Our progress in 2023 includes:
Development
Acoziborole: The recruitment and four-month follow-up of adult patients with non-parasitologically confirmed human African trypanosomiasis caused by T.b. gambiense were both completed, with 1208 participants treated with acoziborole. Data cleaning has been initiated and study results are expected in the first quarter of 2024. In parallel, nine children weighing between 30 kg and 40 kg and treated with 640 mg of acoziborole completed the 12-month follow-up visit.
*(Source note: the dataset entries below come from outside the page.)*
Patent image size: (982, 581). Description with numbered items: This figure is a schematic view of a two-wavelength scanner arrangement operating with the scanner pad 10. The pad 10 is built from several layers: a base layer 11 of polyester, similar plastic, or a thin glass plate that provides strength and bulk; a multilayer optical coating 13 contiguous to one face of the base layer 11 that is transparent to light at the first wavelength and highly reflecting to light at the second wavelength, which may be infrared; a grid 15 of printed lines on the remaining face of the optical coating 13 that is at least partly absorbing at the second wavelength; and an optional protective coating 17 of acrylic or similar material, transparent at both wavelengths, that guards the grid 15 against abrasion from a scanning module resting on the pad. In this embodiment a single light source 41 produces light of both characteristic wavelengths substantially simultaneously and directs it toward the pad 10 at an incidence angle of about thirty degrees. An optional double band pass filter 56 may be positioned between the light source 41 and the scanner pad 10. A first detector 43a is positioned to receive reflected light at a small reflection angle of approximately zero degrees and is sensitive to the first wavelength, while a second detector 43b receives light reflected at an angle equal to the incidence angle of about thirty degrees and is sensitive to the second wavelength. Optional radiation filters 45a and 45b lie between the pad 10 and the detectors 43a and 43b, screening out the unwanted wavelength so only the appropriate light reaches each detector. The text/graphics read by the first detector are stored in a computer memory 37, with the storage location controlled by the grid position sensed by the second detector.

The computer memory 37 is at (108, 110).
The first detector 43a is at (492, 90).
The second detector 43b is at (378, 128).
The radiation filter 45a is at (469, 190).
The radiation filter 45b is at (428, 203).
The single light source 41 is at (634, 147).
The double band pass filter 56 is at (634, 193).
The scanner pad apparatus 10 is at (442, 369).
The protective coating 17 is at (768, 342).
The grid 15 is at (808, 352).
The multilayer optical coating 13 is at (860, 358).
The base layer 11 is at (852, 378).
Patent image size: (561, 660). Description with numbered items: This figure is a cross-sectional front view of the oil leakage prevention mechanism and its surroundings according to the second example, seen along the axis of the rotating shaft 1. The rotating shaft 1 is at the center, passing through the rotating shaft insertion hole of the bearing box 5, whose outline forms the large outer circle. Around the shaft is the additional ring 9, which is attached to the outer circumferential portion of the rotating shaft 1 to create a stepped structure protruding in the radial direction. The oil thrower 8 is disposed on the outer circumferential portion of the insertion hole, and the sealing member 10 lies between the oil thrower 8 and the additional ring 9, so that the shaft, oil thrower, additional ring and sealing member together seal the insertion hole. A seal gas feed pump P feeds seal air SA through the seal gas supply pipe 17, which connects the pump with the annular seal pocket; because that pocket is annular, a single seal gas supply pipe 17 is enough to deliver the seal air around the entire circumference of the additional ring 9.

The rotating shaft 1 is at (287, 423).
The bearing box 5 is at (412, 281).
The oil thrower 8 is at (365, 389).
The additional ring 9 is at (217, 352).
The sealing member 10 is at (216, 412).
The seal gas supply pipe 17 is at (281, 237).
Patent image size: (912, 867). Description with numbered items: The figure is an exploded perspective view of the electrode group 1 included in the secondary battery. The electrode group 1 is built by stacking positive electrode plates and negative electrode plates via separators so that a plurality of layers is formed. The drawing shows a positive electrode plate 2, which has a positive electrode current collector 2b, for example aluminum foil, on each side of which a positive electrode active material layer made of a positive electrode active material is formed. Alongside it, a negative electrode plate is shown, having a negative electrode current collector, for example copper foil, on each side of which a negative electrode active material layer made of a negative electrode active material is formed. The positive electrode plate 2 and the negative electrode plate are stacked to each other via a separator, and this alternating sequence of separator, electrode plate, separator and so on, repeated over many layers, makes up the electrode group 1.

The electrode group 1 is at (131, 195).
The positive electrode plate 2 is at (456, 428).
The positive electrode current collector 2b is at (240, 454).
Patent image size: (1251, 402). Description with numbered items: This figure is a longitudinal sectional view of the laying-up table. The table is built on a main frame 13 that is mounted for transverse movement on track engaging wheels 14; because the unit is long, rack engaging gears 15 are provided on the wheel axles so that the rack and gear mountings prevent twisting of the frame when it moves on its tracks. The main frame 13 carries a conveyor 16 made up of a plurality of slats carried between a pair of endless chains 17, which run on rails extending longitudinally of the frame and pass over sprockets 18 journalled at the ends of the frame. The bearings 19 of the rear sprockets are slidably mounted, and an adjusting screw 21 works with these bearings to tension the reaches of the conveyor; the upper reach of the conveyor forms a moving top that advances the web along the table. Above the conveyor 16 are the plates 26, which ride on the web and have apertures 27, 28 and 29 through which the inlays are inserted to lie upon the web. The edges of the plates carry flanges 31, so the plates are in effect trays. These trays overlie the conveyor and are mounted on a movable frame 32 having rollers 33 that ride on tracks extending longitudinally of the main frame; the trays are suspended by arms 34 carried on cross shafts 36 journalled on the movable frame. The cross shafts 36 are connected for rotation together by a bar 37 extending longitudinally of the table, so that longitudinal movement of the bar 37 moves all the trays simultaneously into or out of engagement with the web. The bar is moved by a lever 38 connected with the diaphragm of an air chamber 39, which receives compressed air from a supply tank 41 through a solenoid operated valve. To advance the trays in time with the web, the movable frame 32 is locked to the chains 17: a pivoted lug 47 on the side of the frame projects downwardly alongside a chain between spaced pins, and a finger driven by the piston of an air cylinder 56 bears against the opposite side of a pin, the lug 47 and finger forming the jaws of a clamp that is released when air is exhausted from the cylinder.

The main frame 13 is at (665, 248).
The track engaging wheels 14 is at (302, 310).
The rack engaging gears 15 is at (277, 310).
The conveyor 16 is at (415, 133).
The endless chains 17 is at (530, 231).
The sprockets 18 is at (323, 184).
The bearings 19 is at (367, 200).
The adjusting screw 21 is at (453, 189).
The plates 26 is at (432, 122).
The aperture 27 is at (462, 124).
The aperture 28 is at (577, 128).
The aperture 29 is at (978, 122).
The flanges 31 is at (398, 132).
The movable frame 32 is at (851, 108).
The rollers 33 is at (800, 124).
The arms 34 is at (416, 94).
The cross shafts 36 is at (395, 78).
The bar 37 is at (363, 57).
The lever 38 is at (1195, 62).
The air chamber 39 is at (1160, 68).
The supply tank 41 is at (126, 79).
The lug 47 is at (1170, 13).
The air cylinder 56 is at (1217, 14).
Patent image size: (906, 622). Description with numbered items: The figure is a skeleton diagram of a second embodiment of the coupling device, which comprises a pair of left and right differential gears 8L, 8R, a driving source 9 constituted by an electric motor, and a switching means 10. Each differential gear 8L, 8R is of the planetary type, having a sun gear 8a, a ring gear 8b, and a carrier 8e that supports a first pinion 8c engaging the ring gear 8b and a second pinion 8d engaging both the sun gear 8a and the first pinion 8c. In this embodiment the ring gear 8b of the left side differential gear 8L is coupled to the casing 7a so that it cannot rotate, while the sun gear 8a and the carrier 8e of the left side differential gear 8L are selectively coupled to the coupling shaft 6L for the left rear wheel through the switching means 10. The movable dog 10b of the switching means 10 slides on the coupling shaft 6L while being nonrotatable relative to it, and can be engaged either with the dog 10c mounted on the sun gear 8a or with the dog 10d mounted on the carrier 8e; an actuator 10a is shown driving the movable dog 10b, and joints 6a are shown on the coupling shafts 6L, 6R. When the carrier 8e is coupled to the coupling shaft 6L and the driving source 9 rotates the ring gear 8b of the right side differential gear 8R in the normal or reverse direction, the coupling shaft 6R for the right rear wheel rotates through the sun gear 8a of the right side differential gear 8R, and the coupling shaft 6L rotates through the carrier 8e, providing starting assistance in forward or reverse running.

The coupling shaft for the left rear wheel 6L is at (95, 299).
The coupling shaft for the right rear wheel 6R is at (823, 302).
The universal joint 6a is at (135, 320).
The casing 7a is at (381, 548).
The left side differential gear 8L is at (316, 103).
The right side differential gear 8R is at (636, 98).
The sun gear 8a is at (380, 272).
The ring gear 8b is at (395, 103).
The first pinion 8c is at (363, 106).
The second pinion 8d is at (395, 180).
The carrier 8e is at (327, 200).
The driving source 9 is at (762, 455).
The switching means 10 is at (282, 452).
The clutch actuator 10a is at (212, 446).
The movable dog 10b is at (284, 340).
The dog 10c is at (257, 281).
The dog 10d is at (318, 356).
The study will resume in 2024 with the recruitment of children weighing 10 kg to 40 kg.
Implementation
Fexinidazole for T.b. gambiense: Access activities were consolidated in 2023 following completion of the clinical development of fexinidazole for T.b. gambiense sleeping sickness in 2022. All endemic countries are utilizing fexinidazole as a first-line treatment, health staff have been trained on the new treatment guidelines, and pharmacovigilance is ongoing in five countries (Democratic Republic of the Congo, Central African Republic, Guinea, Angola, and South Sudan). Community awareness activities were carried out in the most endemic areas of the Democratic Republic of the Congo using communication materials updated based on recommendations emerging from an ethnographic study implemented by DNDi and partners.
Fexinidazole for T.b. rhodesiense: In the first half of the year, the clinical study report was completed and a full dossier to extend the indication was provided to the European Medicines Agency (EMA). On 14 December, the EMA adopted a positive opinion of fexinidazole for the treatment of T.b. rhodesiense sleeping sickness, paving the way to launch access activities in 2024, beginning with support for registration of the new treatment by endemic country health authorities, training of health staff on new treatment guidelines, and informing affected communities about the new treatment’s availability. Pharmacovigilance activities for fexinidazole will be initiated as the treatment becomes available.